В ключевом эпизоде фильма персонаж Кейджа смотрит сон с участием самого себя. На пробежке его пронзает стрелами профессор-злодей, герой во сне кричит от боли, а затем в ужасе видит происходящее как представление на сцене. Так в чём же заключается «кошмар» — в физической боли от ранения или в унижении от зрелища собственного бессилия? Или же сценическое пространство есть отстраняющая рамка, обращающая сон в зрелище? Если же правдивы чувства, то почему в следующем эпизоде извинения героя считываются как неискренние? Ведь мы только что эту болезненную искренность во сне и видели. Что именно подлинно в снах, которые неистово мучают по ночам почти всех людей в мире? Ключевой эпизод фильма игнорирует ключевой вопрос сюжета, а потому весь остроумный ход с социальной повесткой попросту теряет смысл.

Впрочем, возможен и другой вариант, на первый взгляд снимающий эти вопросы. В том случае, если в бесконечном переключении объектов и субъектов существует единый властитель взгляда, один наблюдатель — режиссёр-демиург. Быть может, это он в истории об амбициозном, но безвольном профессоре, обречённом сниться, но бездействовать, обладает волей и решает, кто и на что будет смотреть. Манипулирует персонажами и по своему желанию переключает роли.

Великие режиссёры, особенно в раннем кино, несколько раз обрекали своих персонажей властью безусловного, насильственного взгляда. Но при этом всегда выстраивали в своих фильмах строгую, порой очень сложную структуру. У норвежского режиссёра Кристоффера Боргли такой системной структуры не вышло.

Вместо внятного и функционального набора приёмов с их последовательной разработкой вышел яркий сумбур.
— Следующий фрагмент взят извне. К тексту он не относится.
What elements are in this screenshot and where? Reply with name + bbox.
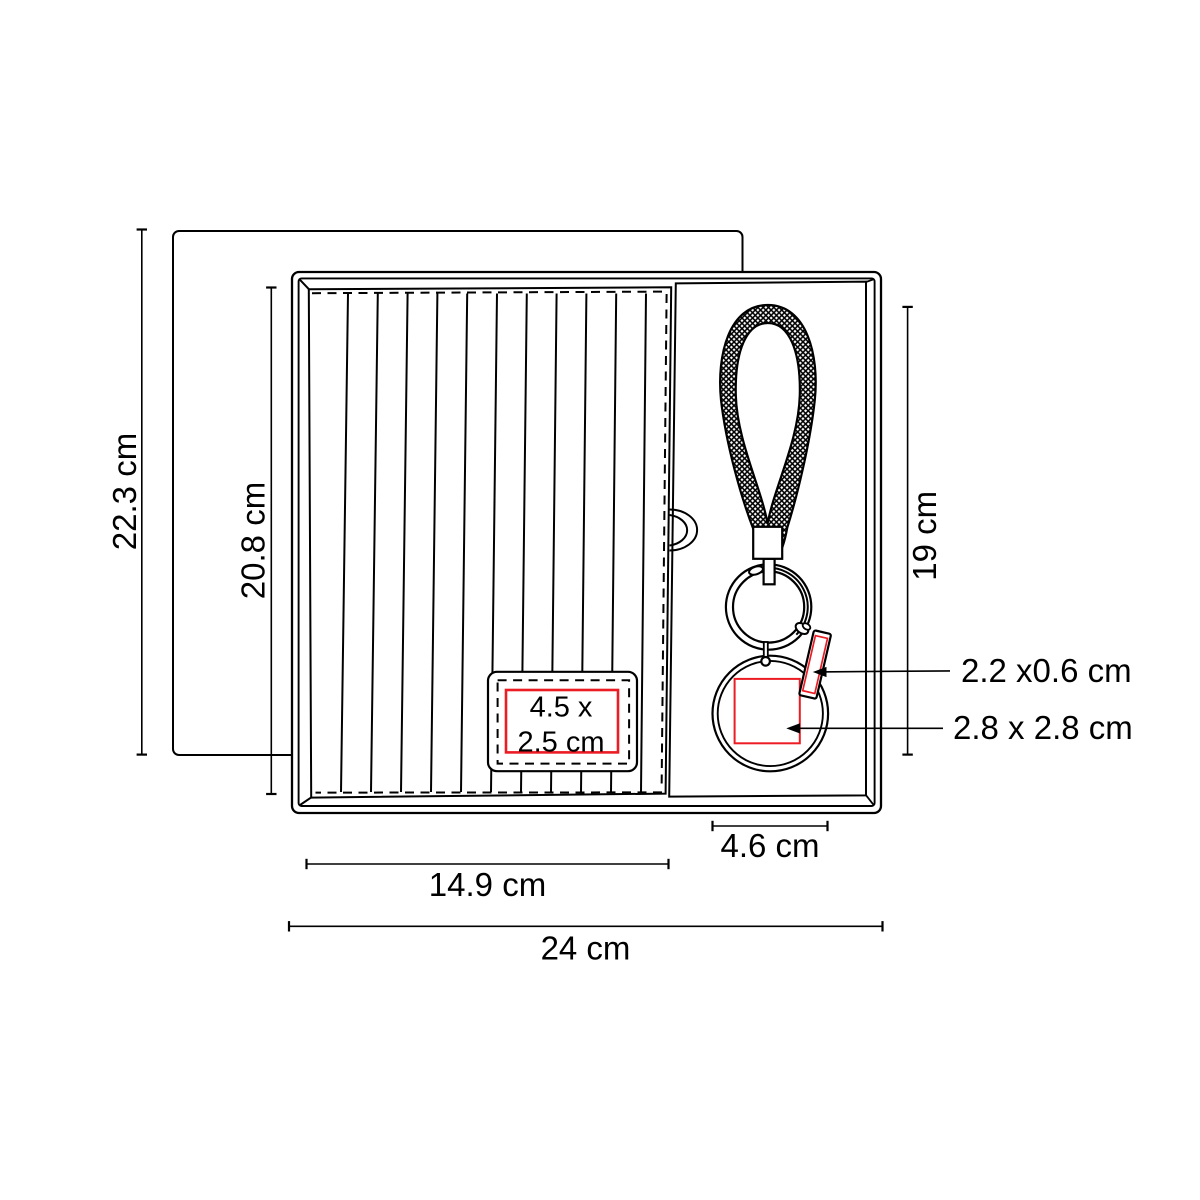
svg-text:14.9 cm: 14.9 cm — [429, 866, 546, 903]
svg-text:2.5 cm: 2.5 cm — [517, 727, 604, 759]
svg-text:22.3 cm: 22.3 cm — [106, 433, 143, 550]
svg-text:24 cm: 24 cm — [541, 930, 631, 967]
svg-text:2.2 x0.6 cm: 2.2 x0.6 cm — [961, 652, 1132, 689]
svg-text:20.8 cm: 20.8 cm — [235, 482, 272, 599]
svg-text:2.8 x 2.8 cm: 2.8 x 2.8 cm — [953, 709, 1133, 746]
svg-text:19 cm: 19 cm — [906, 491, 943, 581]
svg-text:4.5 x: 4.5 x — [530, 692, 593, 724]
svg-text:4.6 cm: 4.6 cm — [720, 827, 819, 864]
В «Герое наших снов» почти нет спокойных, нейтральных кадров — камера постоянно движется, медленно наезжает или снимает персонажей с резких ракурсов. Заданные в начале приёмы, будь то сегментирование пространства на детали или помещение героев в рамки и проёмы, на протяжении повествования используются порой вопреки сюжетной логике, а иногда и вовсе для красоты.
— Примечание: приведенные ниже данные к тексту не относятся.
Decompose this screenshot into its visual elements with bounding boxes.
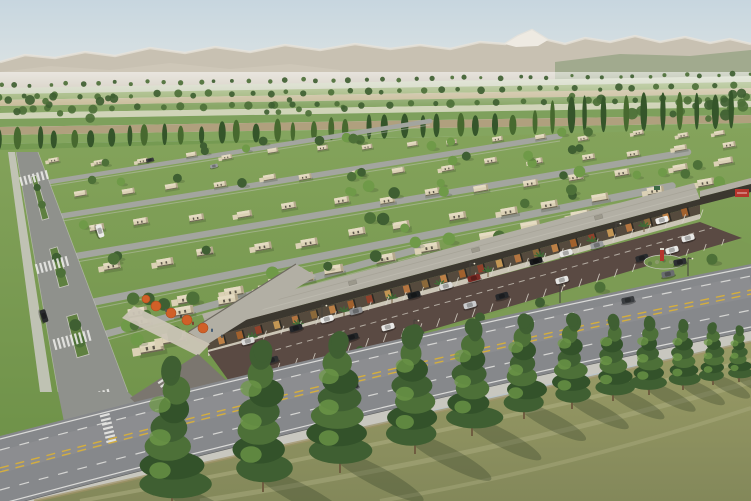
distant-tree — [4, 96, 12, 104]
distant-tree — [498, 76, 504, 82]
light-pole-arm — [470, 263, 474, 264]
distant-tree — [628, 85, 635, 92]
tree-top — [331, 331, 349, 352]
distant-tree — [615, 83, 623, 91]
tree-highlight — [508, 342, 523, 353]
tree — [349, 188, 357, 196]
poplar-tree — [457, 113, 464, 137]
poplar-tree — [509, 115, 516, 135]
palm-frond — [644, 226, 649, 227]
distant-tree — [328, 89, 334, 95]
poplar-tree — [640, 92, 647, 131]
distant-tree — [314, 102, 319, 107]
tree — [566, 184, 577, 195]
tree-highlight — [454, 350, 471, 363]
tree — [693, 160, 703, 170]
tree — [101, 159, 109, 167]
light-head — [692, 258, 694, 260]
distant-tree — [455, 87, 460, 92]
umbrella — [166, 308, 176, 318]
distant-tree — [586, 75, 590, 79]
distant-tree — [282, 77, 288, 83]
tree-highlight — [704, 353, 713, 360]
distant-tree — [737, 98, 746, 107]
house-wing — [668, 168, 674, 174]
distant-tree — [433, 101, 438, 106]
poplar-tree — [623, 95, 629, 131]
distant-tree — [230, 79, 234, 83]
distant-tree — [88, 105, 97, 114]
distant-tree — [287, 97, 292, 102]
house-wing — [711, 133, 715, 137]
light-head — [620, 223, 622, 225]
tree — [462, 152, 471, 161]
tree — [348, 134, 358, 144]
distant-tree — [341, 105, 348, 112]
tree — [557, 128, 566, 137]
distant-tree — [653, 84, 659, 90]
distant-tree — [668, 83, 674, 89]
tree-top — [644, 316, 654, 328]
poplar-tree — [199, 126, 204, 144]
house-wing — [713, 161, 719, 167]
green-sign — [654, 186, 660, 190]
tree-highlight — [558, 359, 572, 369]
poplar-tree — [433, 113, 439, 137]
distant-tree — [296, 106, 302, 112]
aerial-render-canvas — [0, 0, 751, 501]
house-wing — [232, 214, 238, 220]
distant-tree — [379, 90, 384, 95]
tree — [242, 144, 250, 152]
tree — [427, 141, 437, 151]
distant-tree — [268, 102, 275, 109]
distant-tree — [229, 91, 235, 97]
tree-highlight — [731, 340, 739, 346]
distant-tree — [305, 110, 312, 117]
tree-top — [407, 324, 423, 343]
house-wing — [670, 148, 675, 153]
distant-tree — [697, 73, 702, 78]
light-pole-arm — [688, 258, 692, 259]
house-wing — [495, 212, 501, 218]
person — [192, 322, 194, 326]
distant-tree — [25, 95, 35, 105]
tree — [447, 138, 455, 146]
house-wing — [437, 168, 442, 173]
person — [180, 315, 182, 319]
distant-tree — [81, 81, 87, 87]
distant-tree — [68, 105, 76, 113]
tree-highlight — [508, 364, 523, 375]
distant-tree — [717, 74, 720, 77]
distant-tree — [670, 111, 677, 118]
tree-highlight — [149, 462, 170, 479]
poplar-tree — [712, 95, 719, 130]
tree-top — [709, 322, 717, 331]
person — [211, 329, 213, 333]
tree-highlight — [731, 353, 739, 359]
distant-tree — [57, 110, 63, 116]
distant-tree — [737, 89, 746, 98]
distant-tree — [345, 77, 351, 83]
light-head — [326, 305, 328, 307]
distant-tree — [161, 80, 165, 84]
poplar-tree — [233, 120, 240, 143]
poplar-tree — [51, 130, 57, 148]
distant-tree — [96, 81, 101, 86]
poplar-tree — [660, 92, 665, 130]
poplar-tree — [550, 100, 555, 134]
tree-highlight — [319, 430, 339, 445]
light-head — [418, 320, 420, 322]
distant-tree — [461, 75, 466, 80]
tree-top — [679, 319, 688, 330]
median-tree — [38, 201, 46, 209]
shrub — [669, 260, 673, 264]
tree-highlight — [240, 446, 261, 463]
house-wing — [218, 157, 222, 161]
distant-tree — [397, 88, 402, 93]
distant-tree — [598, 88, 602, 92]
poplar-tree — [87, 130, 94, 147]
distant-tree — [13, 108, 20, 115]
distant-tree — [600, 75, 604, 79]
poplar-tree — [162, 124, 167, 146]
distant-tree — [477, 86, 485, 94]
distant-tree — [109, 106, 115, 112]
tree — [364, 212, 376, 224]
light-pole-arm — [616, 223, 620, 224]
distant-tree — [429, 76, 434, 81]
tree-top — [465, 318, 480, 335]
tree — [377, 213, 389, 225]
distant-tree — [705, 115, 712, 122]
tree-highlight — [240, 380, 261, 397]
distant-tree — [380, 77, 385, 82]
distant-tree — [200, 104, 208, 112]
person — [221, 335, 223, 339]
tree — [79, 220, 88, 229]
tree-highlight — [454, 375, 471, 388]
tree-highlight — [558, 380, 572, 390]
tree — [568, 145, 577, 154]
distant-tree — [529, 75, 533, 79]
distant-tree — [630, 74, 634, 78]
distant-tree — [649, 75, 653, 79]
tree — [448, 156, 458, 166]
tree-highlight — [704, 339, 713, 346]
distant-tree — [129, 82, 133, 86]
tree — [410, 237, 421, 248]
distant-tree — [178, 80, 183, 85]
distant-tree — [712, 83, 717, 88]
person — [165, 309, 167, 313]
tree-highlight — [396, 415, 414, 429]
distant-tree — [544, 76, 548, 80]
tree-highlight — [319, 400, 339, 415]
distant-tree — [450, 76, 454, 80]
house-wing — [674, 135, 678, 139]
tree — [388, 187, 399, 198]
tree-highlight — [240, 413, 261, 430]
scene-svg — [0, 0, 751, 501]
median-tree — [69, 319, 81, 331]
tree — [363, 180, 375, 192]
tree-top — [254, 340, 273, 363]
tree-highlight — [672, 338, 682, 346]
distant-tree — [684, 96, 692, 104]
poplar-tree — [274, 119, 281, 142]
house-wing — [171, 299, 178, 306]
house-wing — [414, 248, 421, 255]
tree — [259, 137, 268, 146]
tree-highlight — [600, 337, 612, 346]
tree-top — [517, 313, 530, 329]
poplar-tree — [108, 128, 115, 147]
distant-tree — [331, 79, 335, 83]
tree — [202, 246, 211, 255]
tree — [400, 223, 409, 232]
tree-highlight — [600, 356, 612, 365]
umbrella — [151, 301, 161, 311]
poplar-tree — [219, 121, 226, 143]
tree-top — [163, 356, 182, 379]
distant-tree — [85, 113, 94, 122]
distant-tree — [212, 79, 216, 83]
tree — [237, 178, 247, 188]
tree-highlight — [600, 375, 612, 384]
tree — [186, 291, 199, 304]
tree — [633, 171, 642, 180]
poplar-tree — [472, 115, 479, 136]
tree — [173, 174, 182, 183]
tree — [131, 333, 144, 346]
tree — [315, 136, 325, 146]
distant-tree — [264, 109, 269, 114]
poplar-tree — [694, 93, 699, 130]
poplar-tree — [140, 124, 147, 145]
distant-tree — [251, 91, 256, 96]
tree — [595, 282, 606, 293]
tree — [201, 147, 209, 155]
house-wing — [249, 247, 255, 253]
tree — [439, 186, 449, 196]
distant-tree — [593, 98, 601, 106]
distant-tree — [276, 109, 282, 115]
distant-tree — [619, 75, 622, 78]
distant-tree — [493, 99, 500, 106]
distant-tree — [199, 80, 204, 85]
poplar-tree — [601, 96, 607, 132]
distant-tree — [145, 79, 149, 83]
distant-tree — [408, 100, 414, 106]
distant-tree — [474, 100, 479, 105]
distant-tree — [730, 71, 736, 77]
house-wing — [259, 177, 264, 182]
tree — [117, 178, 125, 186]
tree-highlight — [508, 387, 523, 398]
tree — [108, 253, 120, 265]
tree — [323, 262, 332, 271]
poplar-tree — [492, 113, 498, 135]
house-wing — [295, 243, 301, 249]
palm-frond — [392, 298, 397, 299]
umbrella — [142, 295, 150, 303]
light-pole-arm — [414, 320, 418, 321]
tree-highlight — [637, 337, 648, 346]
tree-highlight — [672, 369, 682, 377]
light-pole-arm — [560, 285, 564, 286]
distant-tree — [268, 79, 272, 83]
tree — [680, 169, 690, 179]
distant-tree — [396, 78, 401, 83]
distant-tree — [479, 76, 482, 79]
distant-tree — [77, 94, 82, 99]
house-wing — [45, 160, 49, 164]
distant-tree — [134, 103, 141, 110]
distant-tree — [519, 75, 523, 79]
shrub — [648, 261, 652, 265]
distant-tree — [300, 90, 306, 96]
house-wing — [134, 161, 138, 165]
tree-highlight — [149, 396, 170, 413]
distant-tree — [358, 102, 364, 108]
poplar-tree — [677, 92, 683, 130]
tree — [347, 172, 357, 182]
distant-tree — [244, 101, 252, 109]
distant-tree — [386, 102, 393, 109]
distant-tree — [541, 99, 547, 105]
tree — [559, 171, 567, 179]
distant-tree — [229, 102, 235, 108]
distant-tree — [268, 91, 275, 98]
distant-tree — [517, 86, 522, 91]
distant-tree — [301, 77, 306, 82]
house-wing — [630, 133, 634, 137]
house-wing — [154, 338, 163, 347]
poplar-tree — [533, 110, 538, 134]
poplar-tree — [71, 130, 78, 148]
distant-tree — [720, 97, 730, 107]
light-pole-arm — [322, 305, 326, 306]
distant-tree — [110, 94, 119, 103]
poplar-tree — [568, 97, 576, 134]
distant-tree — [11, 82, 17, 88]
tree — [575, 144, 583, 152]
tree-highlight — [149, 429, 170, 446]
tree — [584, 127, 593, 136]
poplar-tree — [253, 124, 260, 143]
distant-tree — [438, 86, 445, 93]
distant-tree — [42, 98, 49, 105]
distant-tree — [63, 81, 68, 86]
tree-highlight — [396, 387, 414, 401]
distant-tree — [415, 77, 419, 81]
tree — [535, 298, 545, 308]
median-tree — [56, 268, 66, 278]
distant-tree — [572, 85, 578, 91]
poplar-tree — [178, 126, 184, 145]
tree-top — [608, 314, 619, 327]
distant-tree — [632, 97, 637, 102]
umbrella — [182, 315, 192, 325]
poplar-tree — [38, 126, 43, 149]
distant-tree — [421, 87, 427, 93]
palm-frond — [344, 311, 349, 312]
distant-tree — [247, 79, 252, 84]
tree-highlight — [637, 354, 648, 363]
poplar-tree — [14, 127, 22, 150]
distant-tree — [174, 89, 182, 97]
tree — [127, 292, 139, 304]
tree — [707, 254, 718, 265]
tree-highlight — [396, 359, 414, 373]
distant-tree — [205, 89, 212, 96]
umbrella — [198, 323, 208, 333]
poplar-tree — [729, 90, 734, 128]
distant-tree — [334, 101, 339, 106]
tree-highlight — [319, 369, 339, 384]
tree — [443, 232, 456, 245]
distant-tree — [313, 78, 318, 83]
median-tree — [34, 184, 41, 191]
tree-top — [566, 313, 578, 327]
tree-top — [736, 325, 743, 333]
distant-tree — [685, 72, 689, 76]
tree — [437, 179, 445, 187]
distant-tree — [692, 83, 699, 90]
distant-tree — [365, 87, 373, 95]
distant-tree — [161, 104, 167, 110]
house-wing — [98, 266, 104, 272]
distant-tree — [29, 105, 36, 112]
house-wing — [132, 347, 141, 356]
poplar-tree — [291, 122, 296, 141]
distant-tree — [96, 97, 105, 106]
distant-tree — [537, 85, 542, 90]
distant-tree — [348, 88, 354, 94]
house-wing — [90, 162, 94, 166]
tree — [88, 176, 96, 184]
distant-tree — [570, 74, 573, 77]
distant-tree — [283, 89, 288, 94]
distant-tree — [612, 98, 618, 104]
distant-tree — [129, 94, 133, 98]
distant-tree — [34, 93, 40, 99]
tree — [523, 151, 533, 161]
distant-tree — [176, 102, 184, 110]
tree-highlight — [704, 366, 713, 373]
distant-tree — [554, 86, 559, 91]
distant-tree — [50, 83, 54, 87]
shrub — [655, 260, 659, 264]
tree — [520, 199, 530, 209]
palm-frond — [592, 241, 597, 242]
distant-tree — [28, 84, 32, 88]
distant-tree — [190, 93, 196, 99]
distant-tree — [446, 100, 455, 109]
tree — [357, 168, 366, 177]
distant-tree — [365, 78, 369, 82]
tree — [574, 166, 586, 178]
tree-highlight — [731, 365, 739, 371]
tree-highlight — [558, 338, 572, 348]
tree-highlight — [672, 353, 682, 361]
tree — [370, 250, 382, 262]
distant-tree — [499, 87, 505, 93]
light-head — [564, 285, 566, 287]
«Герой наших снов» — фильм не безнадежный, но попросту невнятный. В нем есть действительно хорошие моменты: актёрская игра главной звезды, жанровые переклички и переходы от хоррора к комедии.

Текст — Мария Шиманская

«Герой наших снов» по своей структуре очень напоминает главного героя — невзрачного, душного и претенциозного профессора. И при всем таланте Николаса Кейджа персонаж изображает бесплодность попыток стать чем-то большим, чем он есть.